Published by Florida Politics, written by Scott Johnson, AAI,CAE January 26, 2026
My Homeowners renewal premium just dropped by $600. For the same coverage!
While rates in other states are rising, millions of Florida property owners are seeing reductions. Competition is flooding the market. The Office of Insurance Regulation (OIR) just ordered Florida’s high-risk pool (Citizens) to reduce its rates by up to 10%.
Even reinsurance, one of the most significant cost drivers, has been trending down for two years.
But if you listen to trial lawyers, you’d think Florida’s property insurers just discovered a dark, occult ritual for disappearing money. They’ve conjured up another “bogeyman” to spoil our dreams called… “affiliated entities.”
The trial bar acts like having subsidiaries is some sort of a shell game to siphon off profits while insurers only pretend to go belly-up from hurricanes. It’s a terrifying campfire story, told with the kind of feigned sincerity that only someone with a 40% contingency fee can muster.
There’s just one problem: it’s historical fiction. What they call a recent innovation is older than lightbulbs. The use of affiliated service providers—managing general agents (MGAs), claims adjusters and marketing firms owned by the same parent company—isn’t a shadowy trick. It’s a cost saving business model dating back to the 1800s.
Early on insurers realized that instead of building massive, bloated bureaucracies in every state, they could use specialized entities to handle the routine work of processing policies and paying claims. This vertical integration became a model of efficiency promoting competition and allowing smaller players to enter the market. By keeping these functions “in-house” through affiliates, companies can slash overhead, streamline data sharing, and maintain a level of quality control not available through third parties.
But trial lawyers don’t want to talk about “synergy” or “cost-reduction.” They prefer words like “contingency fees” and “billable hours.”
Their Latest Bogeyman
Why the sudden interest in boring corporate tax structures that have existed for over a century? Because cost saving tort reform took the trial bar’s favorite toys away.
For years, the “Assignment of Benefits” (AOB) racket and “one-way attorney fees” served as an ATM for litigators. When the Florida Governor and lawmakers reformed those laws to stop the man-made litigation crisis, the lawyers couldn’t just admit the party was over; they had to find a new reason to sue.
The “Affiliate Siphon” myth.
It’s simple.

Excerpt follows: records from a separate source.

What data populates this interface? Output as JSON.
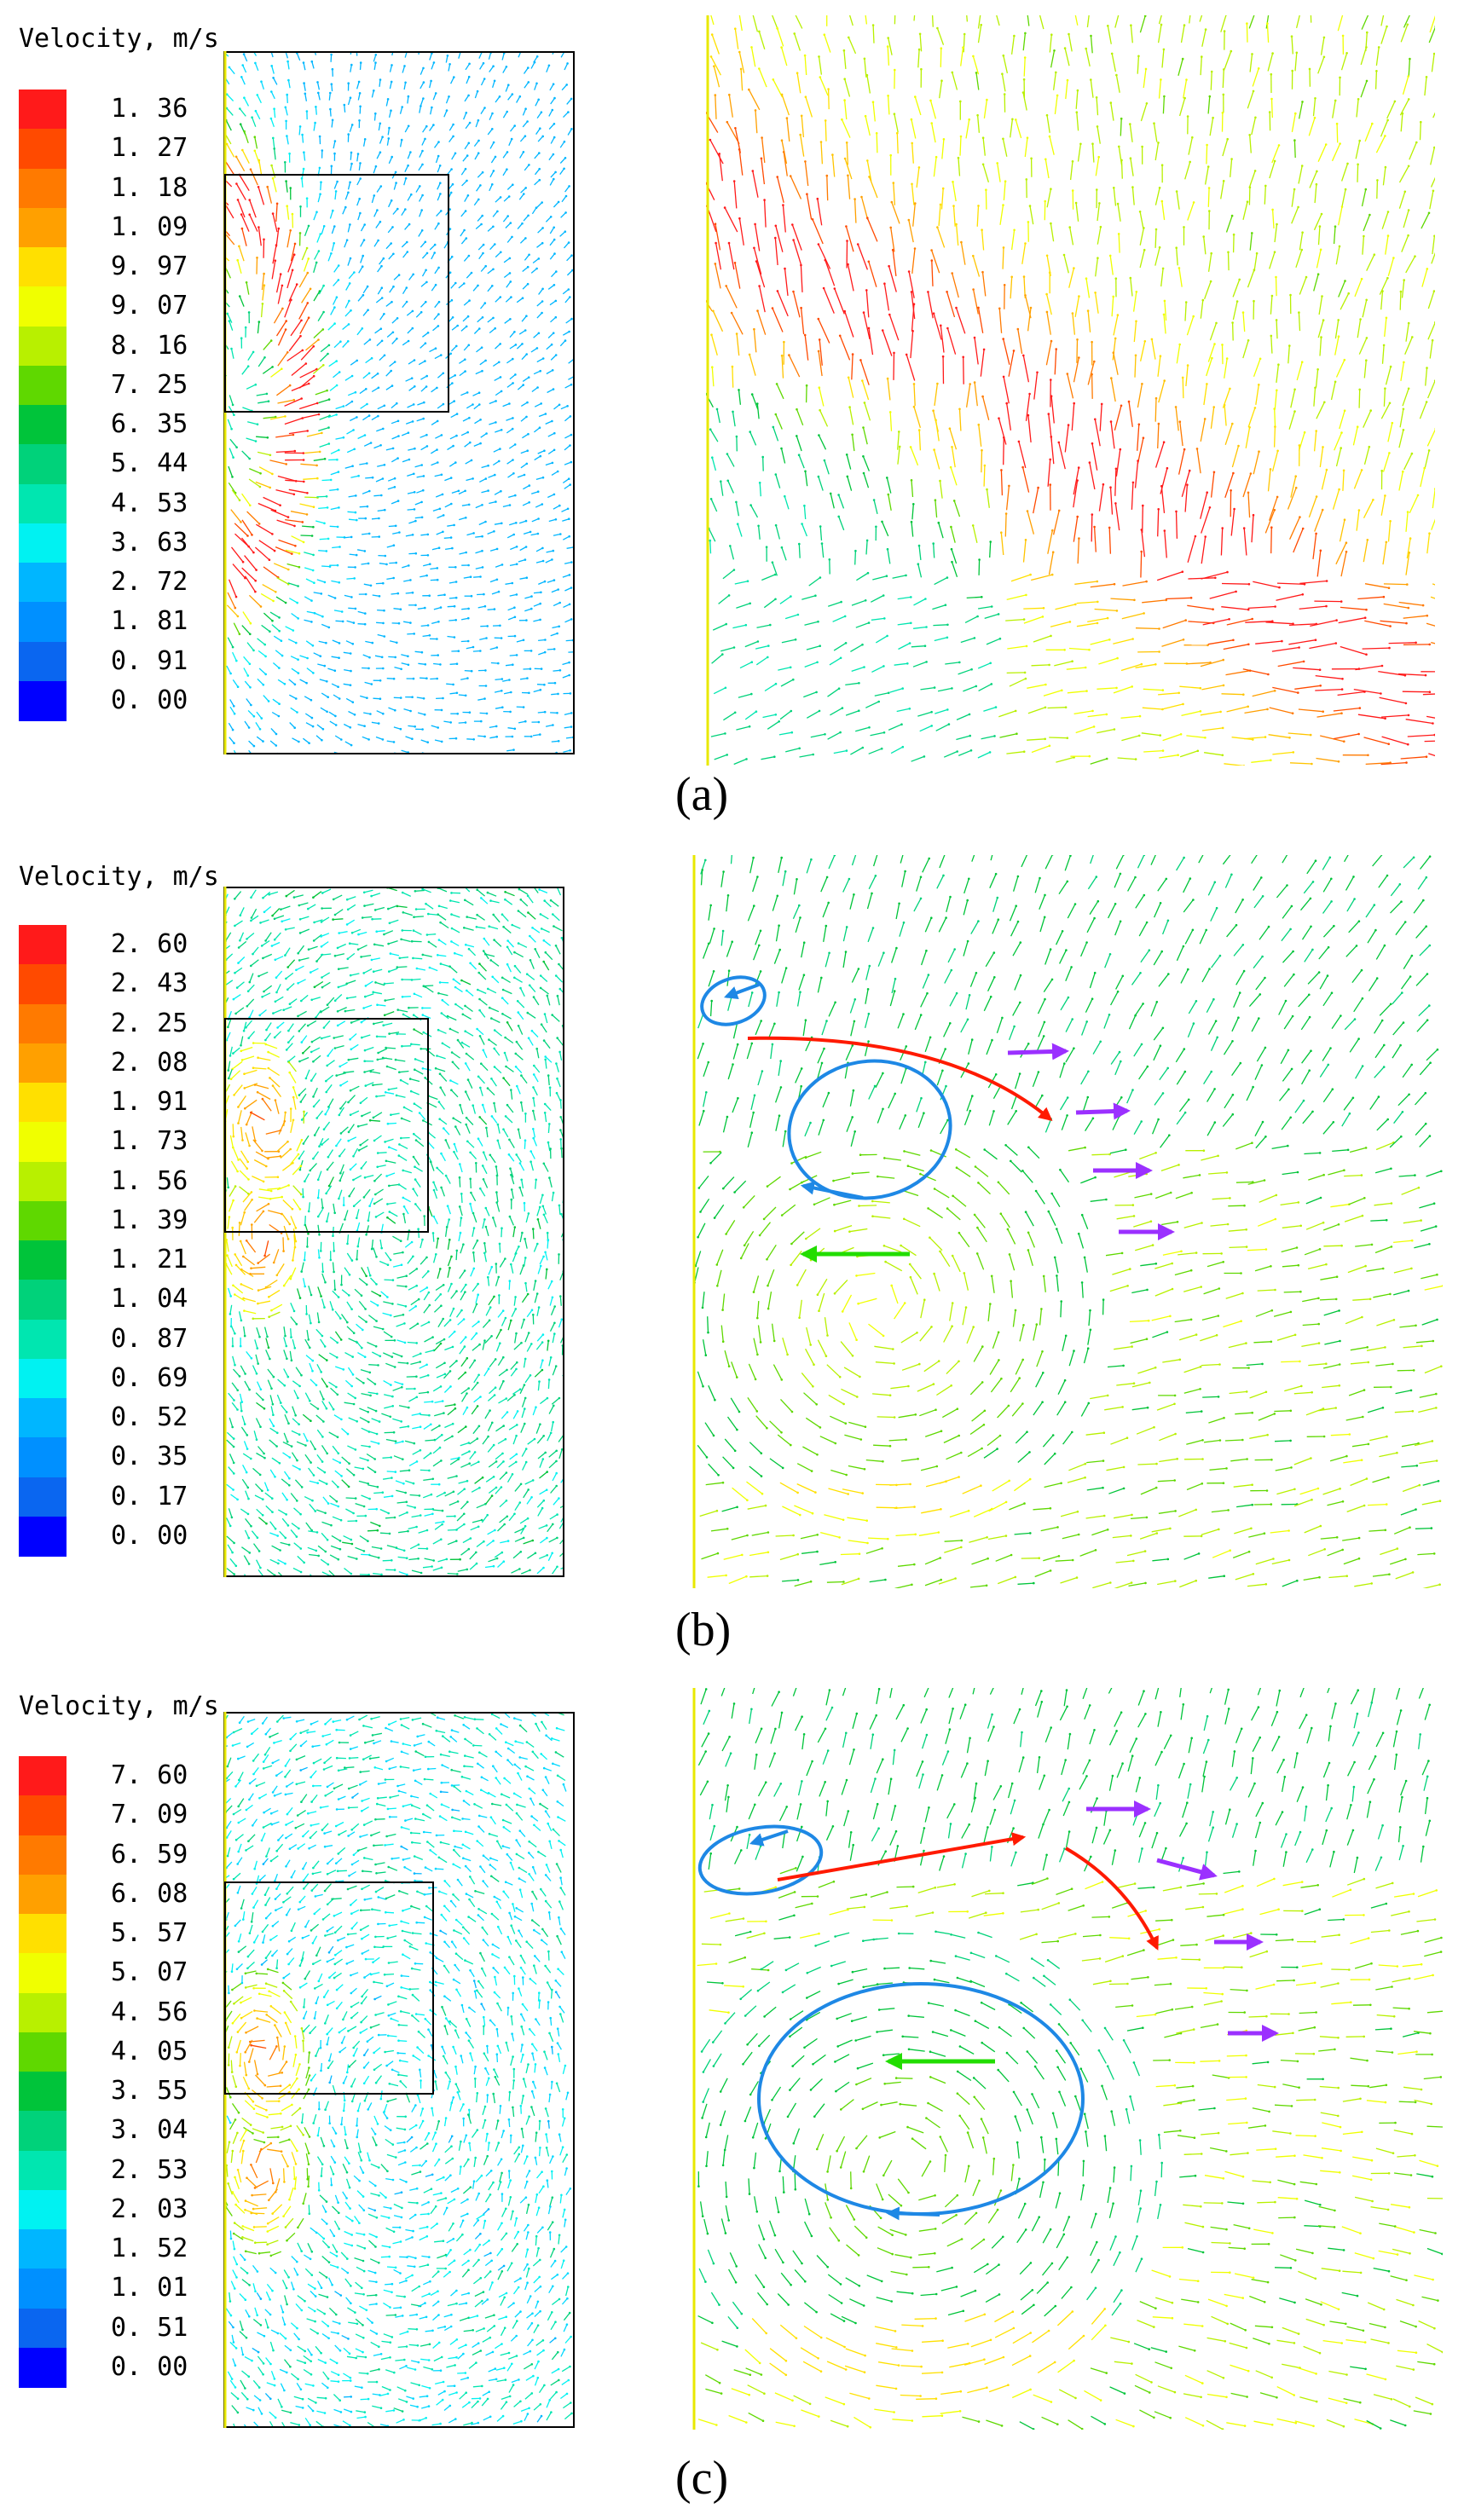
{
  "colors": {
    "scale": [
      "#0000ff",
      "#0a66f0",
      "#0090ff",
      "#00b6ff",
      "#00d8ff",
      "#00f2f2",
      "#00e6b0",
      "#00d27a",
      "#00c43a",
      "#5fd800",
      "#b8f000",
      "#f0ff00",
      "#ffe000",
      "#ffc400",
      "#ffa000",
      "#ff7a00",
      "#ff4a00",
      "#ff1a1a"
    ],
    "frame": "#000000",
    "wall": "#e8e800",
    "eddy_blue": "#1e88e5",
    "jet_red": "#ff1a00",
    "out_purple": "#9b30ff",
    "return_green": "#22dd00"
  },
  "panels": [
    {
      "id": "a",
      "label": "(a)",
      "legend_title": "Velocity, m/s",
      "ticks": [
        "1. 36",
        "1. 27",
        "1. 18",
        "1. 09",
        "9. 97",
        "9. 07",
        "8. 16",
        "7. 25",
        "6. 35",
        "5. 44",
        "4. 53",
        "3. 63",
        "2. 72",
        "1. 81",
        "0. 91",
        "0. 00"
      ]
    },
    {
      "id": "b",
      "label": "(b)",
      "legend_title": "Velocity, m/s",
      "ticks": [
        "2. 60",
        "2. 43",
        "2. 25",
        "2. 08",
        "1. 91",
        "1. 73",
        "1. 56",
        "1. 39",
        "1. 21",
        "1. 04",
        "0. 87",
        "0. 69",
        "0. 52",
        "0. 35",
        "0. 17",
        "0. 00"
      ]
    },
    {
      "id": "c",
      "label": "(c)",
      "legend_title": "Velocity, m/s",
      "ticks": [
        "7. 60",
        "7. 09",
        "6. 59",
        "6. 08",
        "5. 57",
        "5. 07",
        "4. 56",
        "4. 05",
        "3. 55",
        "3. 04",
        "2. 53",
        "2. 03",
        "1. 52",
        "1. 01",
        "0. 51",
        "0. 00"
      ]
    }
  ]
}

Point at the fees an insurance company pays to its sister MGA and scream “Profit-shifting!” It’s classic gaslighting that criminalizes efficiency. If an insurer pays an outside vendor $100 to adjust a claim, that’s “business as usual.” If they pay an affiliated entity $85 to do a better job, it’s a “conspiracy.”
The Regulatory Reality Check
MGA’s exist in every state. In Florida, the best funded and most professional insurance regulator in the country micro-manages these affiliate relationships with extreme prejudice. Every such arrangement and every fee must be disclosed and scrutinized. Every word is subject to amendment and prior approval by OIR.
And, if an insurer were to ever overpay an affiliate the OIR doesn’t just send a polite sticky note; it can levy stiff penalties and even dismantle the company’s ability to do business.
Who Actually Benefits?
The so-called “secret” that trial lawyers complain about (MGA’s) isn’t a secret at all. It’s a sound business practice that keeps rates down…for policyholders.
Just like Tort Reform the homeowner wins. Lower expenses mean stability and in a functional market that leads to lower rates.
Sadly, trial lawyers aren’t interested in lower premiums. They’re interested in deep pockets. By attacking the affiliate model, they’re attempting to find more ways to extend a simple claim into a three-year court battle.
Bottom Line? Homeowners should be wary of trial lawyer scare tactics. The use of affiliated entities is a time-tested, highly regulated efficient method for processing policies, paying claims and keeping rates low.